Добавлено (05.07.2012, 11:16)
---------------------------------------------
V smile

Софья проснулась рано – она всегда вставала до рассвета и пила с матерью чай. Мужа в комнате не было – на стуле висел его фрак, на столе лежала записка: «Оставляю вас наедине с тишиной, ибо чувствую, что не в силах уберечь ваше сердце от печали. Буду вечером». В глазах Софьи заиграл огонек – ей понравились слова Калокольского, и довольная, чувствуя прилив сил, она спустилась вниз.
Гостиная была пуста; скорее всего, Семен Александрович, отец супруга, уехал куда-то по делам, а его жена Елизавета Михайловна, еще спит.
Калокольские не держали лакеев; лавку с мехами и посудой открывал приказчик. Слышен был скрип дверей в столовую – вероятно, кухарка Аглая хлопотала на кухне. Софье стало интересно увидеть кухню, и она прошла по широкому коридору в столовую. То действительно была Аглая с дочкой лет тринадцати. У обеих были длинные густые косы, приколотые к макушке, и сонные жалостливые глаза. Софья неслышно подошла к Аглае, и дернула ее за фартук.
- Боже милостивый, кто здесь? – испугалась кухарка.
Наша героиня улыбнулась.
- Не пугайтесь так, это я.
Аглая несколько раз перекрестилась и глотнула воды. Дочь с интересом разглядывала наряд молодой хозяйки. В углу на старом матраце спал мальчик лет шести. Это насторожило нашу героиню, и она встревожено посмотрела на Аглаю.
- Кто это?
- Мой сын, Антоша.
- Отчего он спит в кухне?
Помолчав, кухарка нехотя ответила:
- Мы все спим здесь.
- У вас нет своей комнаты?
- А разве у прислуги бывает своя комната?
Обе замолчали, опустив глаза. Софья прекрасно понимала, что их дом намного проще, чем дом Калокольских, но они всегда выделяли прислуге отдельную комнату.
Аглая начала месить тесто на блины; Софья Николаевна бросила взгляд на спящего мальчика и, взволнованная, ушла к себе.
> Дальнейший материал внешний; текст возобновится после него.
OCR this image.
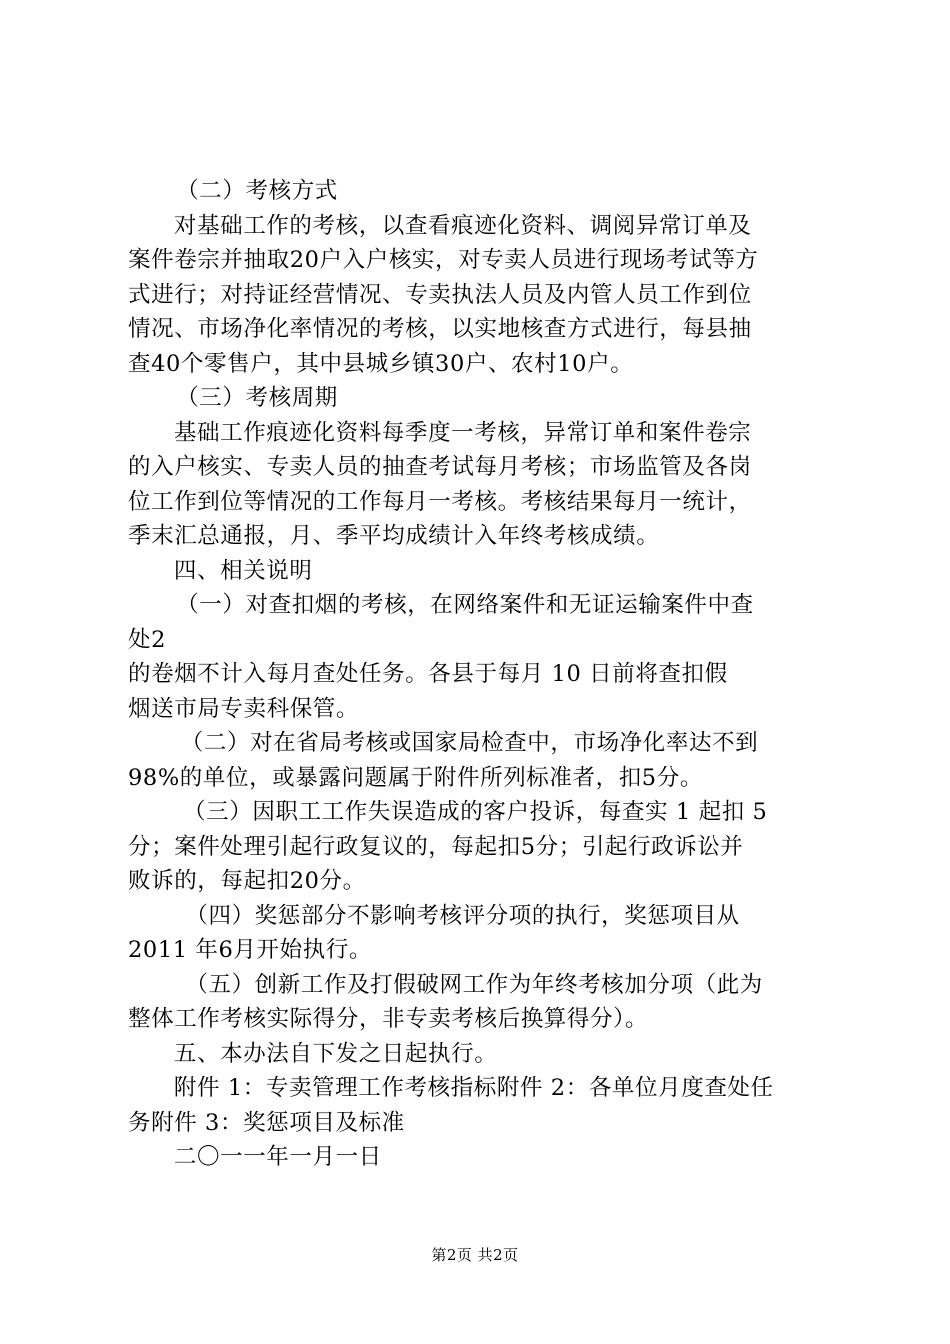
（二）考核方式
对基础工作的考核，以查看痕迹化资料、调阅异常订单及
案件卷宗并抽取20户入户核实，对专卖人员进行现场考试等方
式进行；对持证经营情况、专卖执法人员及内管人员工作到位
情况、市场净化率情况的考核，以实地核查方式进行，每县抽
查40个零售户，其中县城乡镇30户、农村10户。
（三）考核周期
基础工作痕迹化资料每季度一考核，异常订单和案件卷宗
的入户核实、专卖人员的抽查考试每月考核；市场监管及各岗
位工作到位等情况的工作每月一考核。考核结果每月一统计，
季末汇总通报，月、季平均成绩计入年终考核成绩。
四、相关说明
（一）对查扣烟的考核，在网络案件和无证运输案件中查
处2
的卷烟不计入每月查处任务。各县于每月 10 日前将查扣假
烟送市局专卖科保管。
（二）对在省局考核或国家局检查中，市场净化率达不到
98%的单位，或暴露问题属于附件所列标准者，扣5分。
（三）因职工工作失误造成的客户投诉，每查实 1 起扣 5
分；案件处理引起行政复议的，每起扣5分；引起行政诉讼并
败诉的，每起扣20分。
（四）奖惩部分不影响考核评分项的执行，奖惩项目从
2011 年6月开始执行。
（五）创新工作及打假破网工作为年终考核加分项（此为
整体工作考核实际得分，非专卖考核后换算得分）。
五、本办法自下发之日起执行。
附件 1：专卖管理工作考核指标附件 2：各单位月度查处任
务附件 3：奖惩项目及标准
二〇一一年一月一日
第2页 共2页
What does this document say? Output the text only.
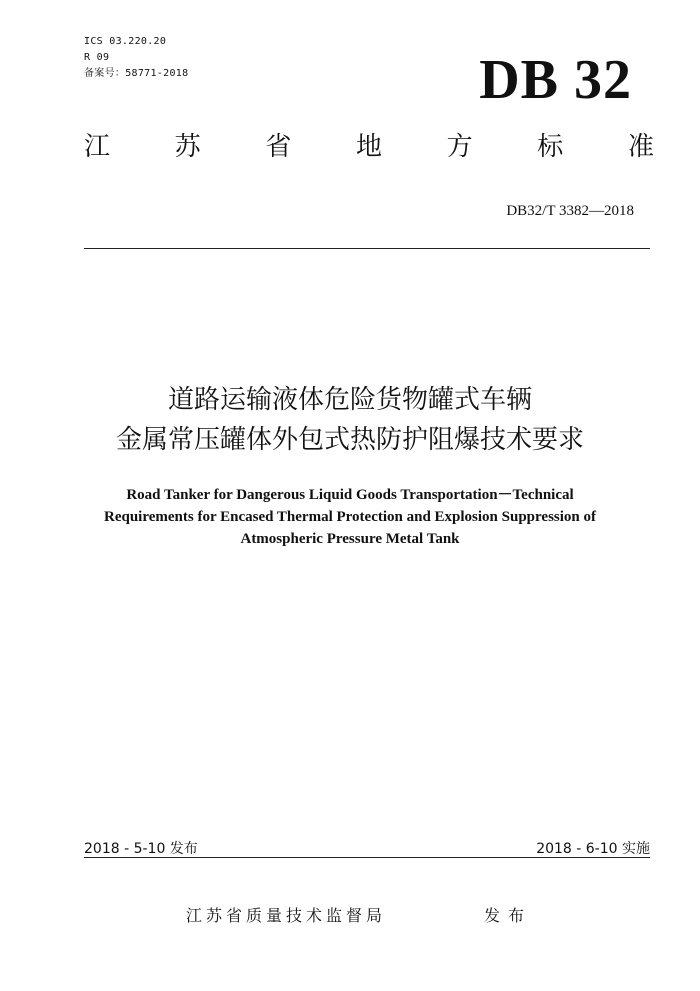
ICS 03.220.20
R 09
备案号：58771-2018	DB 32
江 苏 省 地 方 标 准
DB32/T 3382—2018
道路运输液体危险货物罐式车辆
金属常压罐体外包式热防护阻爆技术要求
Road Tanker for Dangerous Liquid Goods Transportation－Technical
Requirements for Encased Thermal Protection and Explosion Suppression of
Atmospheric Pressure Metal Tank
2018 - 5-10 发布	2018 - 6-10 实施
江苏省质量技术监督局	发布
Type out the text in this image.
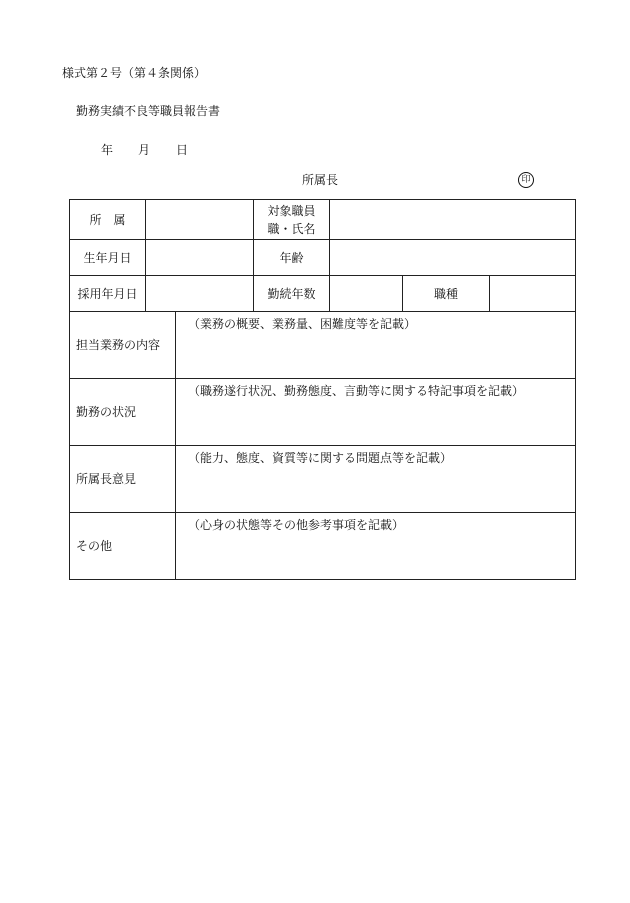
様式第２号（第４条関係）
勤務実績不良等職員報告書
年 月 日
所属長	印
所　属			対象職員
職・氏名			

生年月日			年齢			
採用年月日			勤続年数		職種	
担当業務の内容		（業務の概要、業務量、困難度等を記載）				
勤務の状況		（職務遂行状況、勤務態度、言動等に関する特記事項を記載）				
所属長意見		（能力、態度、資質等に関する問題点等を記載）				
その他		（心身の状態等その他参考事項を記載）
Она мечтала обойти весь дом Калокольских; ее манила ореховая роща вблизи пышного сада, небольшая часовенка позади дома, библиотека, которая, к удивлению, находилась не в доме, а в отдельной пристройке. Елизавета Михайловна обожала птиц и держала в доме канареек; она выделила для них отдельную комнату. «Надо же, - подумала вдруг Софья, - канарейкам отдельное жилье, а прислуге – кухня…». Нашей героине очень хотелось узнать, где эта комната, ибо она никогда не видела поющих птиц так близко.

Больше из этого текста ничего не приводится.